The average daily treatment cost of the oral dosage form of tedizolid is 108.91 yuan, and the lowest average daily cost of drugs with the same generic name is 97 yuan, which obtains 2.67 points according to the formula. The average daily treatment cost of its injectable dosage form is 298 yuan, and the lowest average daily cost of drugs with the same generic name is 136 yuan, which obtains 1.37 points according to the formula. When combining the two dosage forms, the average score is 2.02 points.

Contezolid has only one oral dosage form, with an average daily treatment cost of 472 yuan. Since there are currently no other products with the same generic name as this drug in the Chinese market, the “lowest average daily cost of drugs with the same generic name” is equivalent to its own average daily cost, which obtains 3 points according to the formula, and no average calculation is required.

Substitutable Medicines for Main Indications

This indicator is based on a unified treatment scenario of “3-day intravenous administration + sequential oral administration”.

The total course cost of linezolid is 2014.14 yuan (1499.34 yuan for 3 days of intravenous administration + 514.8 yuan for 11 days of oral administration).
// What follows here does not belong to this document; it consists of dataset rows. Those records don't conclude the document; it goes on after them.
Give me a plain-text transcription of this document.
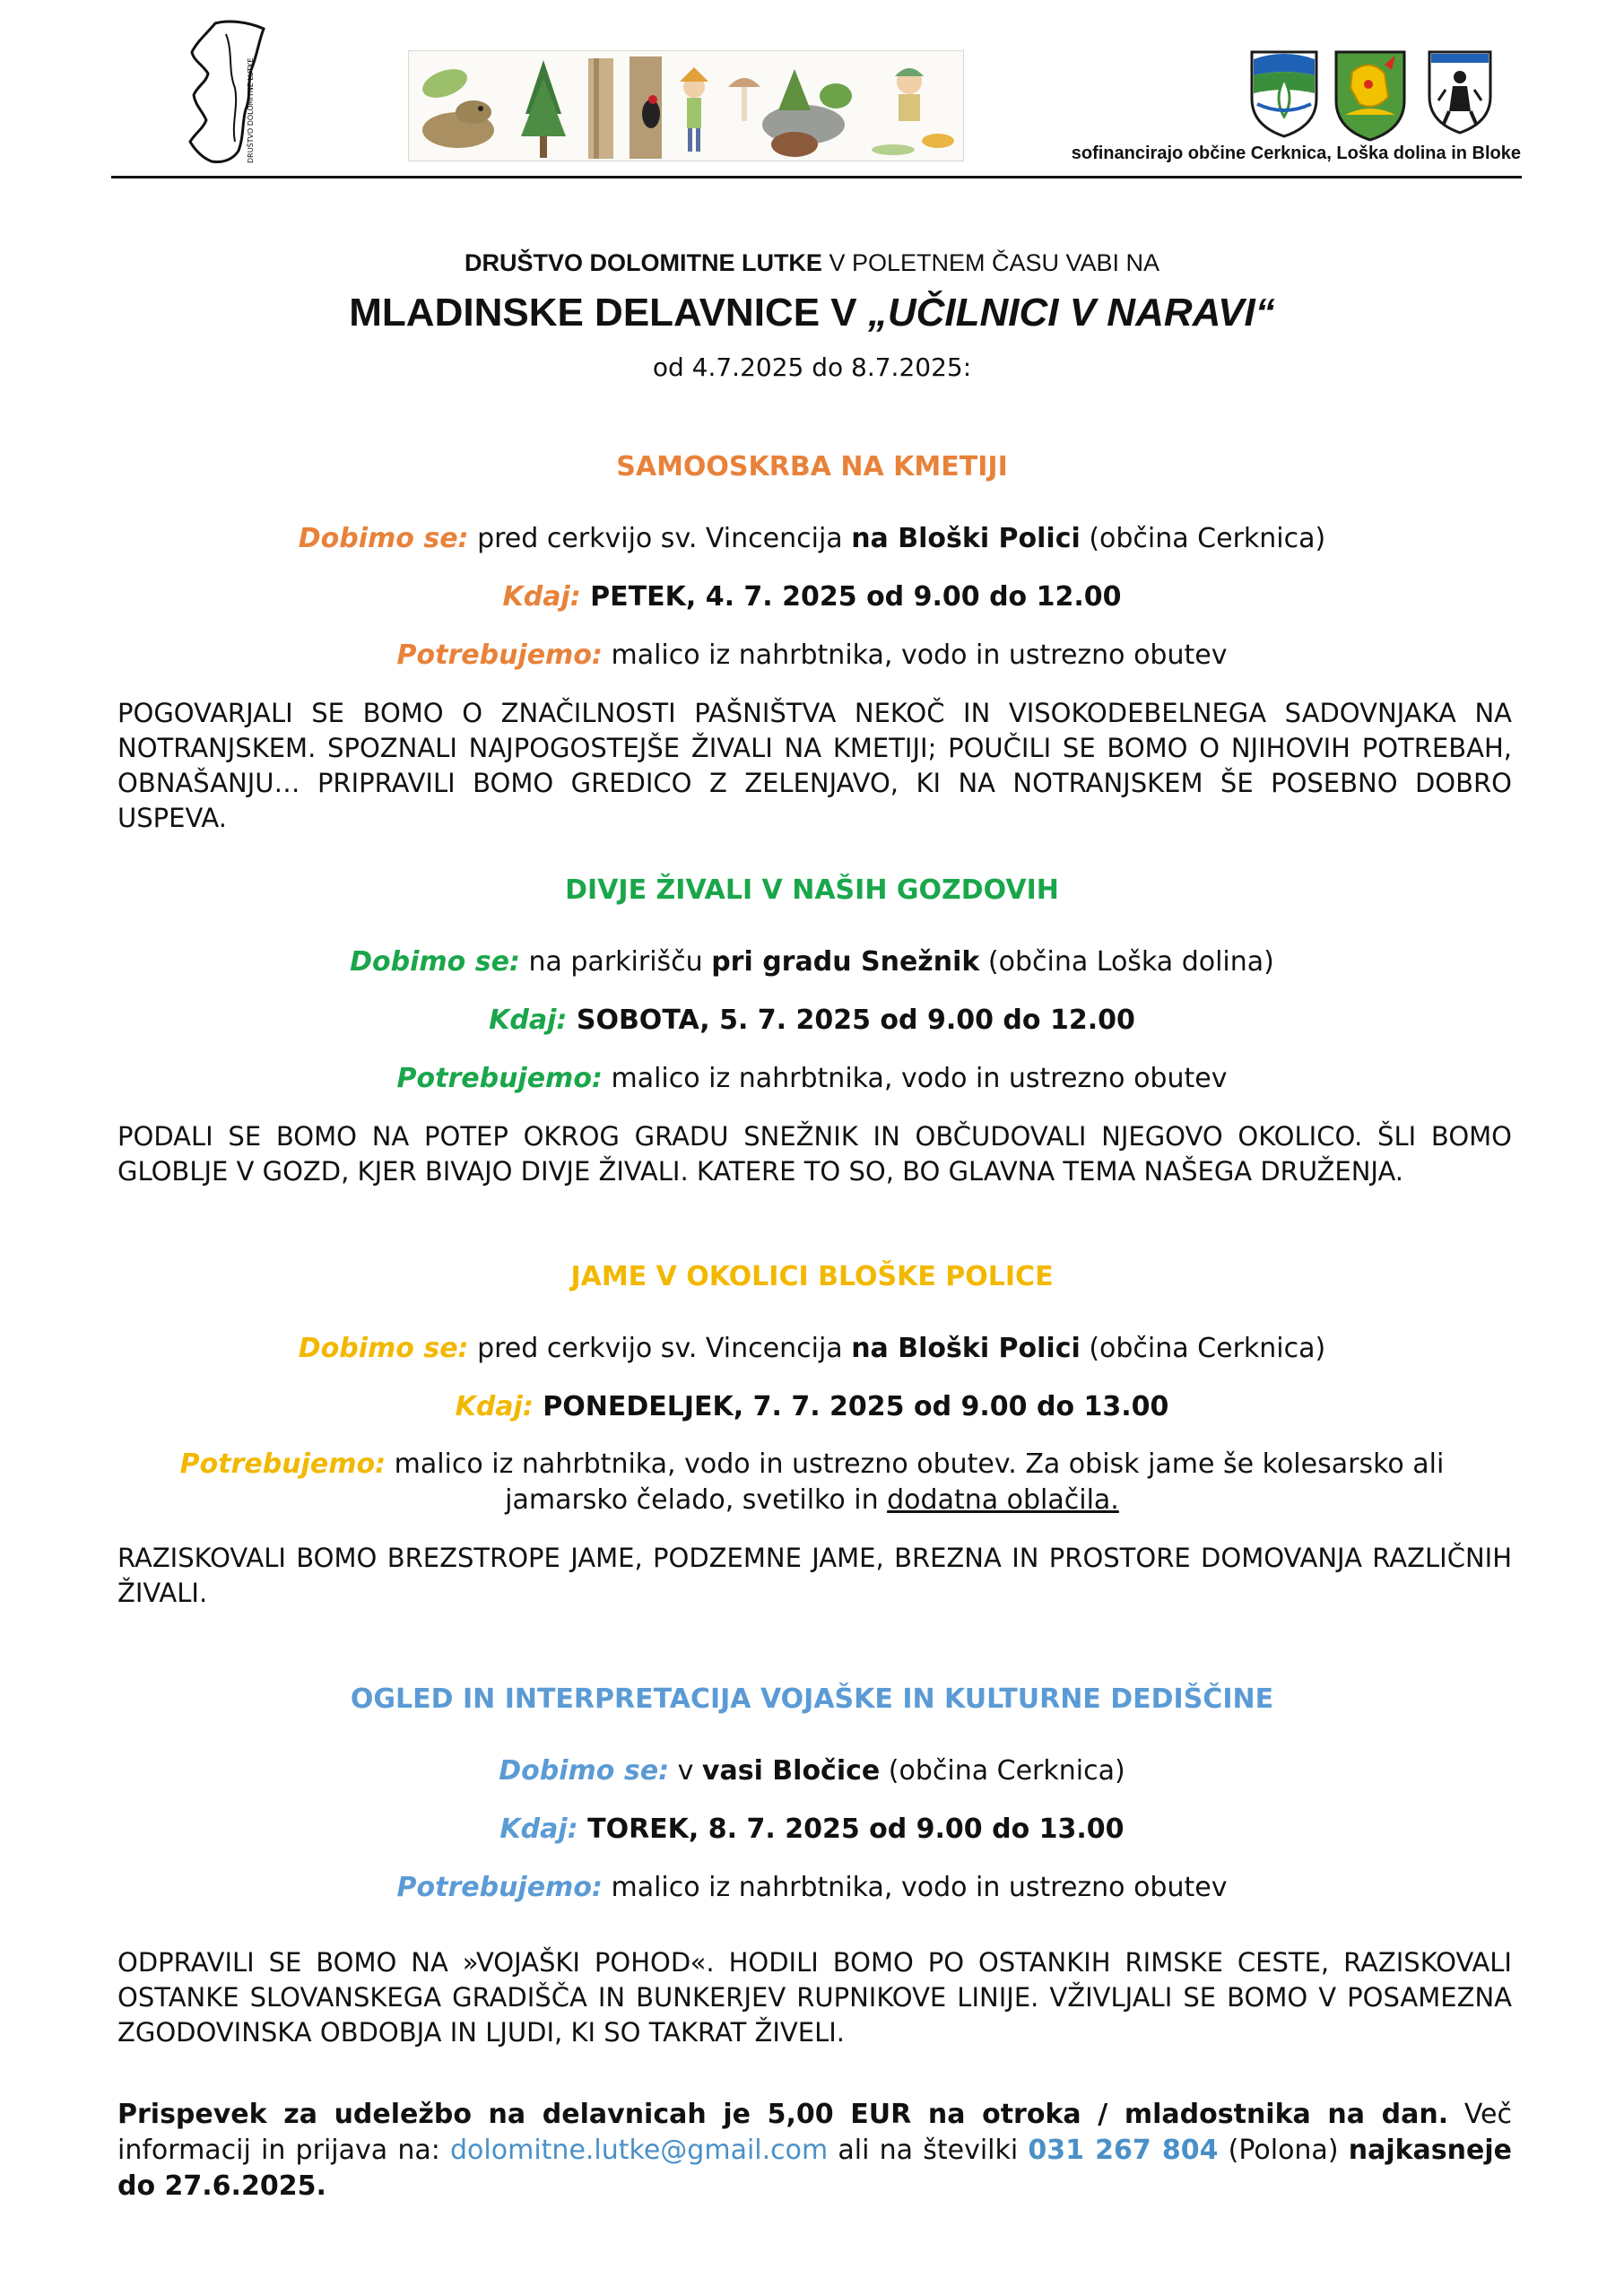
DRUŠTVO DOLOMITNE LUTKE	sofinancirajo občine Cerknica, Loška dolina in Bloke
DRUŠTVO DOLOMITNE LUTKE V POLETNEM ČASU VABI NA
MLADINSKE DELAVNICE V „UČILNICI V NARAVI“
od 4.7.2025 do 8.7.2025:
SAMOOSKRBA NA KMETIJI
Dobimo se: pred cerkvijo sv. Vincencija na Bloški Polici (občina Cerknica)
Kdaj: PETEK, 4. 7. 2025 od 9.00 do 12.00
Potrebujemo: malico iz nahrbtnika, vodo in ustrezno obutev
POGOVARJALI SE BOMO O ZNAČILNOSTI PAŠNIŠTVA NEKOČ IN VISOKODEBELNEGA SADOVNJAKA NA NOTRANJSKEM. SPOZNALI NAJPOGOSTEJŠE ŽIVALI NA KMETIJI; POUČILI SE BOMO O NJIHOVIH POTREBAH, OBNAŠANJU… PRIPRAVILI BOMO GREDICO Z ZELENJAVO, KI NA NOTRANJSKEM ŠE POSEBNO DOBRO USPEVA.
DIVJE ŽIVALI V NAŠIH GOZDOVIH
Dobimo se: na parkirišču pri gradu Snežnik (občina Loška dolina)
Kdaj: SOBOTA, 5. 7. 2025 od 9.00 do 12.00
Potrebujemo: malico iz nahrbtnika, vodo in ustrezno obutev
PODALI SE BOMO NA POTEP OKROG GRADU SNEŽNIK IN OBČUDOVALI NJEGOVO OKOLICO. ŠLI BOMO GLOBLJE V GOZD, KJER BIVAJO DIVJE ŽIVALI. KATERE TO SO, BO GLAVNA TEMA NAŠEGA DRUŽENJA.
JAME V OKOLICI BLOŠKE POLICE
Dobimo se: pred cerkvijo sv. Vincencija na Bloški Polici (občina Cerknica)
Kdaj: PONEDELJEK, 7. 7. 2025 od 9.00 do 13.00
Potrebujemo: malico iz nahrbtnika, vodo in ustrezno obutev. Za obisk jame še kolesarsko ali
jamarsko čelado, svetilko in dodatna oblačila.
RAZISKOVALI BOMO BREZSTROPE JAME, PODZEMNE JAME, BREZNA IN PROSTORE DOMOVANJA RAZLIČNIH ŽIVALI.
OGLED IN INTERPRETACIJA VOJAŠKE IN KULTURNE DEDIŠČINE
Dobimo se: v vasi Bločice (občina Cerknica)
Kdaj: TOREK, 8. 7. 2025 od 9.00 do 13.00
Potrebujemo: malico iz nahrbtnika, vodo in ustrezno obutev
ODPRAVILI SE BOMO NA »VOJAŠKI POHOD«. HODILI BOMO PO OSTANKIH RIMSKE CESTE, RAZISKOVALI OSTANKE SLOVANSKEGA GRADIŠČA IN BUNKERJEV RUPNIKOVE LINIJE. VŽIVLJALI SE BOMO V POSAMEZNA ZGODOVINSKA OBDOBJA IN LJUDI, KI SO TAKRAT ŽIVELI.
Prispevek za udeležbo na delavnicah je 5,00 EUR na otroka / mladostnika na dan. Več informacij in prijava na: dolomitne.lutke@gmail.com ali na številki 031 267 804 (Polona) najkasneje do 27.6.2025.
With the lowest total course cost of tedizolid as the benchmark, it obtains 4.24 points according to the formula.

The total course cost of tedizolid is 1220.73 yuan (894 yuan for 3 days of intravenous administration + 326.73 yuan for 3 days of oral administration), which is the lowest among the three drugs, and it obtains 7 points according to the formula.

The total course cost of contezolid is 6608 yuan (no intravenous administration cost + 6608 yuan for 14 days of oral administration). With the lowest total course cost of tedizolid as the benchmark, it obtains 1.29 points according to the formula.

Basic economic information such as the average daily treatment cost and total course cost of the three oxazolidinone drugs is shown in Table 7 and Table 8 respectively, and the sub-criterion scores and total score of the economic evaluation are detailed in Table 9.

Table 7 Basic Economy Information on Average Daily Treatment Cost

Table 8 Basic Economy Information on Total Course Cost

Table 9 Economy Score Results

Other Attributes (10 Points) National Health Insurance and National Essential Drug Characteristics

Linezolid is classified as Category B drug under the National Basic Medical Insurance and has no payment restrictions, scoring 2 points. Tedizolid and contezolid are also Category B drugs under the National Basic Medical Insurance, but both have payment restrictions, each scoring 1.5 points.

None of the three oxazolidinone drugs is listed in the national essential medicines list, each scoring 1 point.

National Centralized Drug Procurement and Original Research Drugs

Linezolid and tedizolid are both included in the national centralized procurement program, each scoring 1 point. Contezolid is not included in the national centralized procurement program, scoring 0 points.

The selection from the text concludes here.